In the midst of college campus outbreaks, the Food and Drug Administration accelerated approval of two MenB vaccines for use in those ages 10-25 years. The Academy and Centers for Disease Control and Prevention’s (CDC’s) Advisory Committee on Immunization Practices (ACIP) say the vaccine can be considered for low-risk 16- to 23-year-olds with a preference for those who are 16-18. They did not make it routine due to limited data on safety and efficacy as well as the relatively low numbers of infections.
Researchers set out to see how many physicians are discussing the vaccine with their teen patients. They surveyed 660 pediatricians and family physicians in late 2016, a year after the ACIP recommendation.
About 73% of pediatricians and 41% of family physicians said their practices administer MenB vaccine. During routine visits with 16- to 18-year-old patients, about half of pediatricians and 31% of family physicians always or often discuss MenB vaccination and nearly all of those who typically discuss the vaccine recommend it, according to the study “Adoption of Serogroup B Meningococcal Vaccine Recommendations” (Kempe A, et al. Pediatrics. Aug. 20, 2018, https://doi.org/10.1542/peds.2018-0344). Discussions were more frequent during pre-college exams.

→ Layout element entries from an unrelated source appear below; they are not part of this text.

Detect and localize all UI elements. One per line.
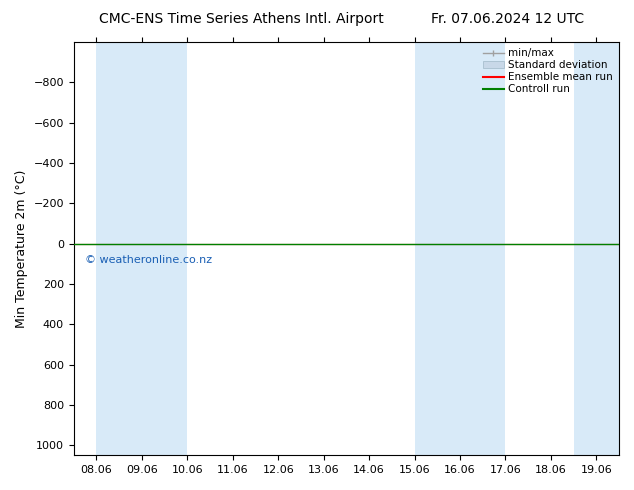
Bar [142, 42, 188, 455]
Y-axis label: Min Temperature 2m (°C): Min Temperature 2m (°C) [15, 170, 28, 328]
Text: © weatheronline.co.nz: © weatheronline.co.nz [85, 255, 212, 265]
Bar [415, 42, 460, 455]
Bar [460, 42, 505, 455]
Text: CMC-ENS Time Series Athens Intl. Airport: CMC-ENS Time Series Athens Intl. Airport [98, 12, 384, 26]
Bar [574, 42, 619, 455]
Text: Fr. 07.06.2024 12 UTC: Fr. 07.06.2024 12 UTC [430, 12, 584, 26]
Bar [96, 42, 142, 455]
Legend: min/max, Standard deviation, Ensemble mean run, Controll run: min/max, Standard deviation, Ensemble me… [479, 44, 617, 98]
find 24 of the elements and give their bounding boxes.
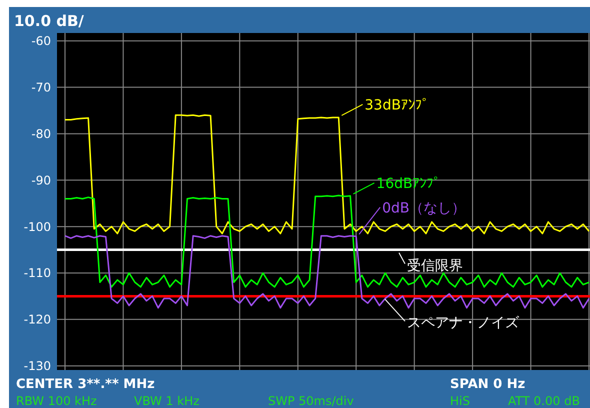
text: RBW 100 kHz — [16, 394, 97, 408]
y-tick-label: -80 — [31, 126, 51, 141]
text: SWP 50ms/div — [268, 394, 354, 408]
line-series — [64, 114, 590, 234]
y-tick-label: -130 — [24, 359, 51, 374]
y-tick-label: -90 — [31, 173, 51, 188]
y-tick-label: -120 — [24, 312, 51, 327]
line-series — [64, 194, 590, 288]
chart-title: 10.0 dB/ — [14, 12, 84, 30]
text: ATT 0.00 dB — [508, 394, 580, 408]
text: VBW 1 kHz — [134, 394, 200, 408]
legend-label: 33dBｱﾝﾌﾟ — [364, 97, 429, 114]
legend-label: 16dBｱﾝﾌﾟ — [376, 176, 441, 192]
y-tick-label: -100 — [24, 220, 51, 234]
y-tick-label: -110 — [24, 266, 51, 280]
y-tick-label: -60 — [31, 34, 51, 48]
y-tick-label: -70 — [31, 80, 51, 95]
line-series — [64, 235, 590, 309]
text: SPAN 0 Hz — [450, 377, 526, 392]
text: 0dB（なし） — [382, 200, 466, 216]
text: CENTER 3**.** MHz — [16, 377, 155, 392]
legend-label: 受信限界 — [407, 258, 463, 274]
ref-line-label: スペアナ・ノイズ — [407, 315, 520, 332]
text: HiS — [450, 394, 470, 408]
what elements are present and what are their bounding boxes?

Outbreaks, effectiveness and safety were key factors in doctors’ decision to recommend the vaccine. But others said they were less likely to do so because ACIP hasn’t taken a strong stance on the vaccine. Many also said they were not knowledgeable enough about it.
“With our data, we highlight the challenges providers face with implementing recommendations for vaccination based on individual clinical decision-making when they have limited experience with a disease and limited knowledge of a new vaccine,” authors wrote.
They encouraged the AAP and the American Academy of Family Physicians to provide more guidance to clinicians.
In a related commentary, Michael T. Brady, M.D., FAAP, acknowledged it can be tough to make time to discuss MenB among all the other issues teens are facing, especially when the vaccine is not routinely recommended.
“Pediatricians appreciate recommendations that are evidence-based, clear, and unequivocal,” wrote Dr. Brady, an ex officio member of the AAP Committee on Infectious Diseases and associate editor of the AAP Red Book. “… Recommendations that require clinical decision-making need to provide clear guidance that informs providers so that they can determine what needs to be discussed with their patients and families and determine how strongly to recommend the vaccine.”